Because 0 is less than alpha=0.05, it is probable that my model is better than the null model. 

### OLS

In [38]:
X = data[['age', 'smoke', 'logpop', 'const']]
y = data.dead
y = np.log(y)

In [39]:
X_train, X_test, y_train, y_test = train_test_split(X, y, test_size=0.3, random_state=4444)

ols_model = sm.OLS(y_train, X_train)
ols_m_res = ols_model.fit()
ols_m_res.summary()

0,1,2,3
Dep. Variable:,dead,R-squared:,0.983
Model:,OLS,Adj. R-squared:,0.981
Method:,Least Squares,F-statistic:,406.1
Date:,"Sun, 14 Feb 2016",Prob (F-statistic):,9.55e-19
Time:,21:57:38,Log-Likelihood:,6.6506
No.
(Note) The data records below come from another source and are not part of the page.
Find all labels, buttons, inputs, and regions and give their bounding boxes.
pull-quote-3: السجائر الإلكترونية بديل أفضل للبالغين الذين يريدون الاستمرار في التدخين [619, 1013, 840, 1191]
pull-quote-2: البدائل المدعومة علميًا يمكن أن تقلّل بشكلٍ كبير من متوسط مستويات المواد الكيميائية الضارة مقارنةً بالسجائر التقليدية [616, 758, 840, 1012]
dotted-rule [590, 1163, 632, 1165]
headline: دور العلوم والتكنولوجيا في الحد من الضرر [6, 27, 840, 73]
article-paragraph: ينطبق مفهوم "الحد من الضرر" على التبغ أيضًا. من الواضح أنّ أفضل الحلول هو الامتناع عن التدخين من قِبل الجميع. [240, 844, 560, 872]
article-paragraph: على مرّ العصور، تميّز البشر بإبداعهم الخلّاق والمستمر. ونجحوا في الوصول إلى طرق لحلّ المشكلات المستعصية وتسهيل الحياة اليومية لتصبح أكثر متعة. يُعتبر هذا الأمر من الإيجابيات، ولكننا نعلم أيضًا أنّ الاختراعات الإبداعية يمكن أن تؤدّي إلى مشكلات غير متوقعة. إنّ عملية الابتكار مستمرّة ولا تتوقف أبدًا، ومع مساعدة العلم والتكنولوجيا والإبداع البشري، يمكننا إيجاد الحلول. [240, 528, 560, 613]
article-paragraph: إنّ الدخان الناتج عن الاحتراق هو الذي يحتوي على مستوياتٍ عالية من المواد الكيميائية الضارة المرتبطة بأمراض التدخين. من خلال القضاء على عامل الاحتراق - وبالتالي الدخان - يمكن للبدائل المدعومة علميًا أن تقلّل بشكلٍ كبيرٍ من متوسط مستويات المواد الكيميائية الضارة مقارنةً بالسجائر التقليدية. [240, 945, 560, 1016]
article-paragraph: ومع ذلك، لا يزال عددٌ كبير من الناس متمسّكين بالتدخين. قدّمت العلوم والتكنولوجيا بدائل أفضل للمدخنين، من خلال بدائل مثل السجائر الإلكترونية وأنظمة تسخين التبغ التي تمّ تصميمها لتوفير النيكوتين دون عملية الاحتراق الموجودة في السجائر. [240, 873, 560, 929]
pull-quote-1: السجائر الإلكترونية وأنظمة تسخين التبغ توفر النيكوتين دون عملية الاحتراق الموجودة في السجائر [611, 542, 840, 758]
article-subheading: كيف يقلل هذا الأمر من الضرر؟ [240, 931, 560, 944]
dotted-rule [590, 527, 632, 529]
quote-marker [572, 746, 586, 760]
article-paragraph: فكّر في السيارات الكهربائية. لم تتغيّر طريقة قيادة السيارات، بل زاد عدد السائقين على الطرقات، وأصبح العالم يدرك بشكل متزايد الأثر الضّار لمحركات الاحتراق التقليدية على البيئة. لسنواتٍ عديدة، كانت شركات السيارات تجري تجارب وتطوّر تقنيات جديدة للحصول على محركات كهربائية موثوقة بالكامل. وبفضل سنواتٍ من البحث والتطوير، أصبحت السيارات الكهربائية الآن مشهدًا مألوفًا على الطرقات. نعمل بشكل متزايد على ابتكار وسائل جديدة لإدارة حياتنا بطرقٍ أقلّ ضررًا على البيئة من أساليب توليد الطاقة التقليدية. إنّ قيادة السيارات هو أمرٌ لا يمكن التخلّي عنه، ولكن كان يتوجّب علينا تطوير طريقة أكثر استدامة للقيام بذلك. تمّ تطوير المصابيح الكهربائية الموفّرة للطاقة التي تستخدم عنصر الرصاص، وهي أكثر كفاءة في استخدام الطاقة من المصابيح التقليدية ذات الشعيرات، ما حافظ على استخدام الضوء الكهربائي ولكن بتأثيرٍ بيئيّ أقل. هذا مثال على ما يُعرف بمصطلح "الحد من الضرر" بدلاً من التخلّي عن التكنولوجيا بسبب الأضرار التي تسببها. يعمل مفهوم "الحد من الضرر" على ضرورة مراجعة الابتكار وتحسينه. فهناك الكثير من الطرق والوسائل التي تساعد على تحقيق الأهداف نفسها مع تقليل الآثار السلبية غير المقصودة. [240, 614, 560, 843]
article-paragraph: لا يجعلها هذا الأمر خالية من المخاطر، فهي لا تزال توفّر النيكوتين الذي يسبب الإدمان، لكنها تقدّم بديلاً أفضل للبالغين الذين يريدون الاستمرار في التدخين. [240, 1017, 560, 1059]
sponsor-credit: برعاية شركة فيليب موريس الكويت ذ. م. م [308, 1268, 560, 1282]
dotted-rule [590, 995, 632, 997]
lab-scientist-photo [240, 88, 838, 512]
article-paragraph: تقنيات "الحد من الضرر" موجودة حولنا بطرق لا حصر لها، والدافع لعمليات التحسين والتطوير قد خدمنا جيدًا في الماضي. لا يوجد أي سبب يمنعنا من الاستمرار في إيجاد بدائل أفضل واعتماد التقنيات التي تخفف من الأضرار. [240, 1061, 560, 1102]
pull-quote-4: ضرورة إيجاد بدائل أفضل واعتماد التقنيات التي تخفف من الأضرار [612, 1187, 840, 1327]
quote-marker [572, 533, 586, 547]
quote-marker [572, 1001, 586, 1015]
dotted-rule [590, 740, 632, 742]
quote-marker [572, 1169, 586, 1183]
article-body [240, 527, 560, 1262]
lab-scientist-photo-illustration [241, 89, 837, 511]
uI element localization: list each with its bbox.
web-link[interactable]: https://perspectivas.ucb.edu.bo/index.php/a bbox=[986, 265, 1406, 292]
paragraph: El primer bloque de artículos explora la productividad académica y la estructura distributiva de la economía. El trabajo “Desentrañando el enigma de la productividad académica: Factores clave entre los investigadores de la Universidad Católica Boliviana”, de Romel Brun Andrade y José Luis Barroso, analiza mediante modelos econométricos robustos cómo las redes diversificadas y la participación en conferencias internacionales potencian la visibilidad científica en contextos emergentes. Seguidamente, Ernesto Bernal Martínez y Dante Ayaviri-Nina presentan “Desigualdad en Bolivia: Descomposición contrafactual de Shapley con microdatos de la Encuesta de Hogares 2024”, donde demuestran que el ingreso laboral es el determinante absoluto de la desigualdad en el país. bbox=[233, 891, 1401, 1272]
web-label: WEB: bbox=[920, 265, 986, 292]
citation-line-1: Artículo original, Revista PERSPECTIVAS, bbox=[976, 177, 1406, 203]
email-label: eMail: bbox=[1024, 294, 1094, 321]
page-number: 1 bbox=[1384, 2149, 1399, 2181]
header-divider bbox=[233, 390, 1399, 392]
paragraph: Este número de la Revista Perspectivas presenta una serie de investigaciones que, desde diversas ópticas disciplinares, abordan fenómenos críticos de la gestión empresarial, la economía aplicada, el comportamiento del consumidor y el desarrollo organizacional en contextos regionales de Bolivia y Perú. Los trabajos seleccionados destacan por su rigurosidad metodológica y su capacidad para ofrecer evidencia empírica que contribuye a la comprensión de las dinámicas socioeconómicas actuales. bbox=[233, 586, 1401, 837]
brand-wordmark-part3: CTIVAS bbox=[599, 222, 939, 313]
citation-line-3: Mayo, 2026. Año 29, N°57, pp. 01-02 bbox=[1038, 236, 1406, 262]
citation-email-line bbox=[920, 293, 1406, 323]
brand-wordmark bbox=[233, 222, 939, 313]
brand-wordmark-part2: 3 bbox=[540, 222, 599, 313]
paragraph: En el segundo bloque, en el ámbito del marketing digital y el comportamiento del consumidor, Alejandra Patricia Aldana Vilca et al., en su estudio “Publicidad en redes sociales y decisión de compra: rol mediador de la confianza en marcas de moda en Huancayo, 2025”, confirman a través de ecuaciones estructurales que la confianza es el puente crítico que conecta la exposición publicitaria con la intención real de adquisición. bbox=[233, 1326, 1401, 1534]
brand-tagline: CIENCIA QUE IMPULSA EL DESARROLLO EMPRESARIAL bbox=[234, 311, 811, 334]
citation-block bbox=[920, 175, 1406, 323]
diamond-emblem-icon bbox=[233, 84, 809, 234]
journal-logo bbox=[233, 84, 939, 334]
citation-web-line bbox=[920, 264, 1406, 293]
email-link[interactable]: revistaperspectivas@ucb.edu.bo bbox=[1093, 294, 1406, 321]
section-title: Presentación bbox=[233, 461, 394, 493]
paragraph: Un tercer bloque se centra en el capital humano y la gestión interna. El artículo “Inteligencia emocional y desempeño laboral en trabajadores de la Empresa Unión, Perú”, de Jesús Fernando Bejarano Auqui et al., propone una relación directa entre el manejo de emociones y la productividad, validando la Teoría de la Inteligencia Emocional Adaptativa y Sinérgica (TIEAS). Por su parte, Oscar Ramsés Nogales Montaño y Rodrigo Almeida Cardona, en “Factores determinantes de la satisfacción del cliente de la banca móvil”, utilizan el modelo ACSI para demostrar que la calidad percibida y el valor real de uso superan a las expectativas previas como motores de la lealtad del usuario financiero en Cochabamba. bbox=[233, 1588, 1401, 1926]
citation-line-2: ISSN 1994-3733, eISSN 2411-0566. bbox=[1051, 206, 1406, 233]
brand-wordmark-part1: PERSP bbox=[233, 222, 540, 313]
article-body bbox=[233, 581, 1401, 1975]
Observations:,25,AIC:,-5.301
Df Residuals:,21,BIC:,-0.4256
Df Model:,3,,
Covariance Type:,nonrobust,,

0,1,2,3,4,5
,coef,std err,t,P>|t|,[95.0% Conf. Int.]
age,0.0734,0.003,22.672,0.000,0.067 0.080
smoke,0.0715,0.040,1.777,0.090,-0.012 0.155
logpop,1.0874,0.040,27.281,0.000,1.005 1.170
const,-7.2554,0.353,-20.542,0.000,-7.990 -6.521

0,1,2,3
Omnibus:,8.691,Durbin-Watson:,1.846
Prob(Omnibus):,0.013,Jarque-Bera (JB):,9.575
Skew:,-0.63,Prob(JB):,0.00833
Kurtosis:,5.758,Cond. No.,551.0


In [40]:
coeff_df = pd.DataFrame( {'poisson': pois_results.params, 'OLS': ols_m_res.params } )
coeff_df

Unnamed: 0,OLS,poisson
age,0.073356,0.071586
smoke,0.071541,0.122165
logpop,1.087432,1.043163
const,-7.25543,-6.960907


#### Summary

Again the coefficients are most similar for the parameters that do not need to be removed. In the OLS model it seems that smoke could be removed which also has the largest coefficient deviation.

Both Rsq and adj Rsq are high for the OLS model and the F-statistic is significantly low. The log-likelihood is also larger suggesting this to be the better model.